There is no joy in violence. There is no joy in domination. There is no joy in following human messiahs. Joy, true joy, is in seeing the love of God in Jesus Christ, the inauguration of a kingdom that brings sight, strength to limbs, cleansing, hearing, LIFE, and the raising up of the poor. Joy is present there, what Mary says in the Magnificat, when God “has brought down the powerful from their thrones, and lifted up the lowly; he has filled the hungry with good things, and sent the rich away empty.” But this joy does not come without cost here, now, in an inaugurated but not consummated Kingdom of God. No, like John, who was soon to be beheaded on the whim of a king, it comes with suffering. That is because our generation is much like the one of Jesus’ time: ‘But to what will I compare this generation? It is like children sitting in the market-places and calling to one another, “We played the flute for you, and you did not dance; we wailed, and you did not mourn.” John, and Jesus, have shown the way, but many don’t want that way. The flute is played, but we don’t dance because we don’t like the song, of mercy, peace, and love. They wail, but we don’t mourn, because we love seeing those we hate be destroyed. 
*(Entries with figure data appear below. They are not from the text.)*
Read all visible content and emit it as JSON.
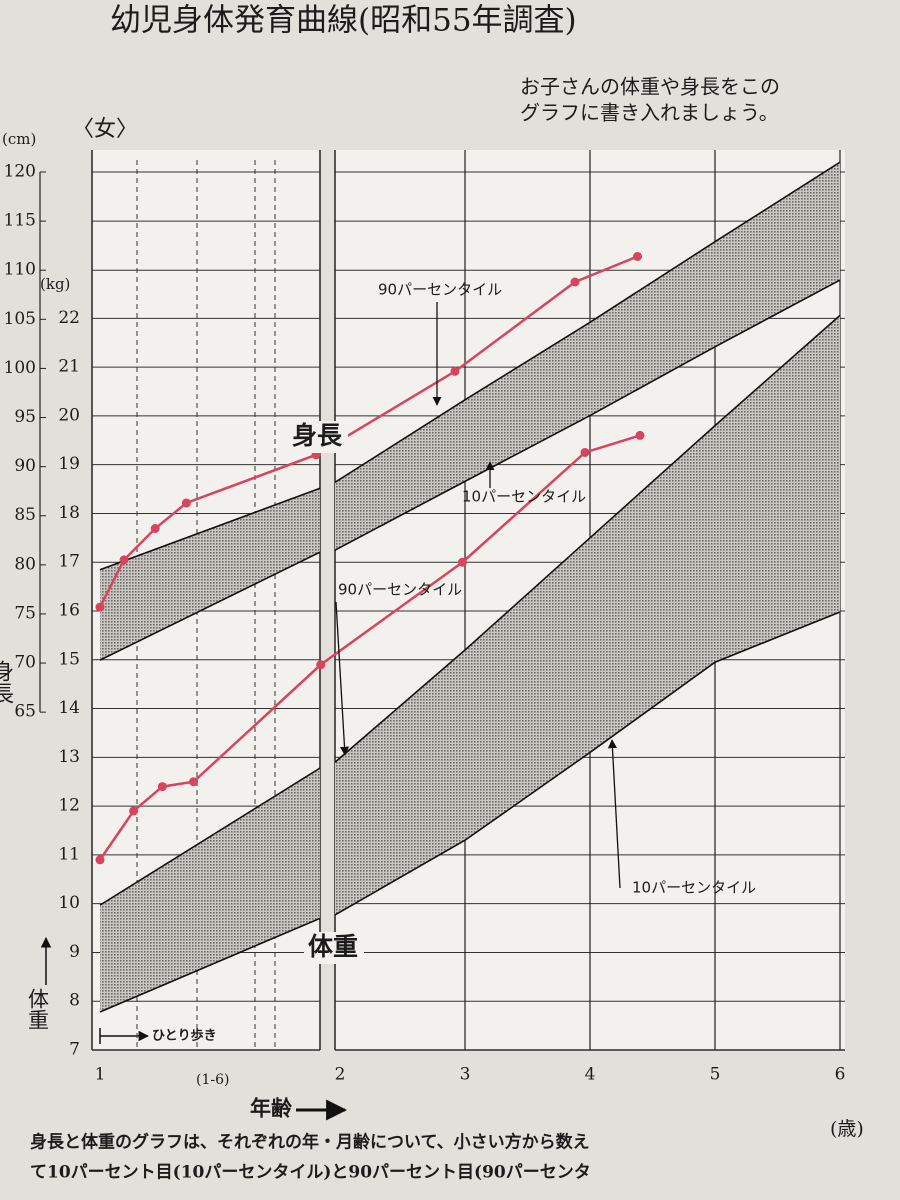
{
  "chart_data": {
    "type": "line",
    "title": "幼児身体発育曲線(昭和55年調査)",
    "subtitle": [
      "お子さんの体重や身長をこの",
      "グラフに書き入れましょう。"
    ],
    "gender_label": "〈女〉",
    "xlabel": "年齢",
    "xunit": "(歳)",
    "xlim": [
      1,
      6
    ],
    "xticks": [
      1,
      2,
      3,
      4,
      5,
      6
    ],
    "x_minor_label": "(1-6)",
    "walking_label": "ひとり歩き",
    "ylabel": "身長",
    "yunit": "(cm)",
    "ylim": [
      30.6,
      120
    ],
    "yticks": [
      65,
      70,
      75,
      80,
      85,
      90,
      95,
      100,
      105,
      110,
      115,
      120
    ],
    "y2label": "体重",
    "y2unit": "(kg)",
    "y2lim": [
      7,
      25
    ],
    "y2ticks": [
      7,
      8,
      9,
      10,
      11,
      12,
      13,
      14,
      15,
      16,
      17,
      18,
      19,
      20,
      21,
      22
    ],
    "bands": [
      {
        "axis": "y",
        "x": [
          1,
          1.917
        ],
        "upper": [
          79.5,
          87.8
        ],
        "lower": [
          70.3,
          81.3
        ]
      },
      {
        "axis": "y",
        "x": [
          1.96,
          3,
          4,
          5,
          6
        ],
        "upper": [
          88.4,
          96.8,
          104.7,
          112.9,
          121
        ],
        "lower": [
          81.5,
          88.5,
          95.2,
          102.2,
          109
        ]
      },
      {
        "axis": "y2",
        "x": [
          1,
          1.917
        ],
        "upper": [
          9.97,
          12.78
        ],
        "lower": [
          7.78,
          9.7
        ]
      },
      {
        "axis": "y2",
        "x": [
          1.96,
          3,
          4,
          5,
          6
        ],
        "upper": [
          12.9,
          15.2,
          17.5,
          19.8,
          22.06
        ],
        "lower": [
          9.77,
          11.3,
          13.1,
          14.95,
          15.98
        ]
      }
    ],
    "series": [
      {
        "axis": "y",
        "color": "#d8435e",
        "x": [
          1.0,
          1.1,
          1.23,
          1.36,
          1.9,
          2.92,
          3.88,
          4.38
        ],
        "values": [
          75.7,
          80.5,
          83.7,
          86.3,
          91.2,
          99.7,
          108.8,
          111.4
        ]
      },
      {
        "axis": "y2",
        "color": "#d8435e",
        "x": [
          1.0,
          1.14,
          1.26,
          1.39,
          1.92,
          2.98,
          3.96,
          4.4
        ],
        "values": [
          10.9,
          11.9,
          12.4,
          12.5,
          14.9,
          17.0,
          19.25,
          19.6
        ]
      }
    ],
    "annotations": [
      {
        "text": "90パーセンタイル"
      },
      {
        "text": "10パーセンタイル"
      },
      {
        "text": "90パーセンタイル"
      },
      {
        "text": "10パーセンタイル"
      },
      {
        "text": "身長"
      },
      {
        "text": "体重"
      }
    ],
    "footer": [
      "身長と体重のグラフは、それぞれの年・月齢について、小さい方から数え",
      "て10パーセント目(10パーセンタイル)と90パーセント目(90パーセンタ"
    ]
  }
}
The kingdom of God, the Kingdom of Joy, is one we inhabit, one we receive joy from, when we see it for what it is: the haven, the hospital for the sick, those who sin and are subject to death, who know and acknowledge it, and seek the God whose promise is to heal and restore even us. We can be joyful now, not because we “win,” but because we know that God in Christ and by the Spirit is able to take us through the Valley of darkness, through our suffering, and bring us to the home he has promised. We take joy because the Kingdom IS HERE, in US, and that small piece of it present in us will be a part of the glorious tapestry that is the final completion of God’s work in the world. So…Be Joyful: Because Christ has begun  work that cannot be stopped, and one that despite all worldly appearances will do exactly what God has promised, which is not the violent dominance, but Healing of the whole world. Your suffering need not be an excuse for self-pity or lashing out in hatred, but to sing in the words of another Spiritual from our enslaved brethren: “There is a balm in Gilead To make the wounded whole; There is a balm in Gilead To heal the sin-sick soul. Some times I feel discouraged, And think my work’s in vain, But then the Holy Spirit Revives my soul again.” Amen.